1959. Jean m'envoie une photo de Bernard (Vitet) que je ne connaissais pas. Il est bord cadre, avec sa trompette, à côté de Georges Arvanitas, Wayne Shorter, Francis Darizcuren (ici au sax alto), Emmanuel Soudieux et Jean-Pierre Drouet. Mêmes soirées que les fameux passages d'Art Blakey et les Jazz Messengers au Club Saint Germain, précise Jean qui se souvient avoir discuté avec Bernard, ici un soir de 2001, de la "philosophie de la paresse" que Wayne Shorter évoquait dans Jazz Hot. C'est le genre de truc qui devait plaire à mon camarade. Il ne m'a jamais remis une pièce terminée, il fallait toujours que je recolle les morceaux et je rentrais les notes dans l'ordinateur sous sa dictée parce qu'il n'a jamais tenu une souris ! À l'époque de la photo, le jazz se jouait souvent dans les caves. J'imagine que c'est la mort récente de Wayne Shorter qui a fait remonter celle-ci de quelque archive. Bernard m'avait conté qu'un soir il avait vraiment mal joué. Il remplaçait tout simplement Miles Davis dans le "quintet de rêve", soit Shorter, Herbie Hancock, Ron Carter et Tony Williams, mais Miles était dans la salle !
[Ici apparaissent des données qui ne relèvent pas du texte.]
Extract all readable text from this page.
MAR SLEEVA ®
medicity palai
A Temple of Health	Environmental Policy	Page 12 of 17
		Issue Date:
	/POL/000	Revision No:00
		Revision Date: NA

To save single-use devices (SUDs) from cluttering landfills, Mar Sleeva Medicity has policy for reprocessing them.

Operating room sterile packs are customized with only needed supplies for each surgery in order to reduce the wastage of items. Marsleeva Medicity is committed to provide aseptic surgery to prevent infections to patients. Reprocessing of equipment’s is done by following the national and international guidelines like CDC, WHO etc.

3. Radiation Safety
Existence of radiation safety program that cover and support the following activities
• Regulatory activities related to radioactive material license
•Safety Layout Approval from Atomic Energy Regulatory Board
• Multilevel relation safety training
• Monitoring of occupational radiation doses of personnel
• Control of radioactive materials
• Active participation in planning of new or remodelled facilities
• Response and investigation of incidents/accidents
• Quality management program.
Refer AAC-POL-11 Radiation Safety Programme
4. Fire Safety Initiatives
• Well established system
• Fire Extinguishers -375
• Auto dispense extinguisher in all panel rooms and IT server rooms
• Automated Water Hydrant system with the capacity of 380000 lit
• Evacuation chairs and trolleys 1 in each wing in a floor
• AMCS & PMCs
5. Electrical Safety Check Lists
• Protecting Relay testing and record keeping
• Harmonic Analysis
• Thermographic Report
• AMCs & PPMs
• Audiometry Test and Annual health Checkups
Je suis contrarié que les jeunes musiciens ne sachent plus qui est Bernard Vitet, et nombreux trompettistes ne savent pas ce qu'ils lui doivent. Je les renvoie à sa fiche Wikipédia. Il fut pour moi un troisième père après mon géniteur et Jean-André Fieschi. Ceux qui m'ont tout appris et surtout, plus important, les moyens de continuer à apprendre. Bernard est mort il y a bientôt dix ans et il me manque terriblement. Je n'ai personne à appeler lorsque j'ai une idée saugrenue, même s'il en prenait souvent le contrepied, m'obligeant à préciser mon projet. Pendant trente-deux ans nous avons travaillé ensemble presque cinq jours sur sept, et nous avions de très longs coups de fil le reste du temps. Le collectif que nous formions avec Francis Gorgé (Un drame musical instantané) est ce qui me manque le plus dans mon activité musicale. En de rares occasions il m'arrive d'avoir des conversations profondes sur la musique avec Sacha Gattino, Antonin-Tri Hoang, Pascale Labbé et celles ou ceux qui passent me voir ou avec lesquel(le)s j'enregistre. Mes articles m'offrent aussi des échanges qui me font réfléchir, mais j'adorais confronter quotidiennement mes élucubrations et mes doutes.
Les collectifs effectifs sont pour la plupart des histoires de jeunesse, voire d'extrême jeunesse. La majorité des groupes pop les plus fameux n'ont duré qu'une dizaine d'années dans leur forme originale, souvent la plus inventive, en tout cas fondatrice. La vie de famille et les aléas du métier nous coupent de l'enthousiasme partageur de nos débuts. Avec le temps la complicité s'estompe. Je poursuis dorénavant avec Bernard un échange imaginaire lors de chaque nouvelle avancée qui me semble déterminante ou lorsque je m'interroge sur la voie à suivre.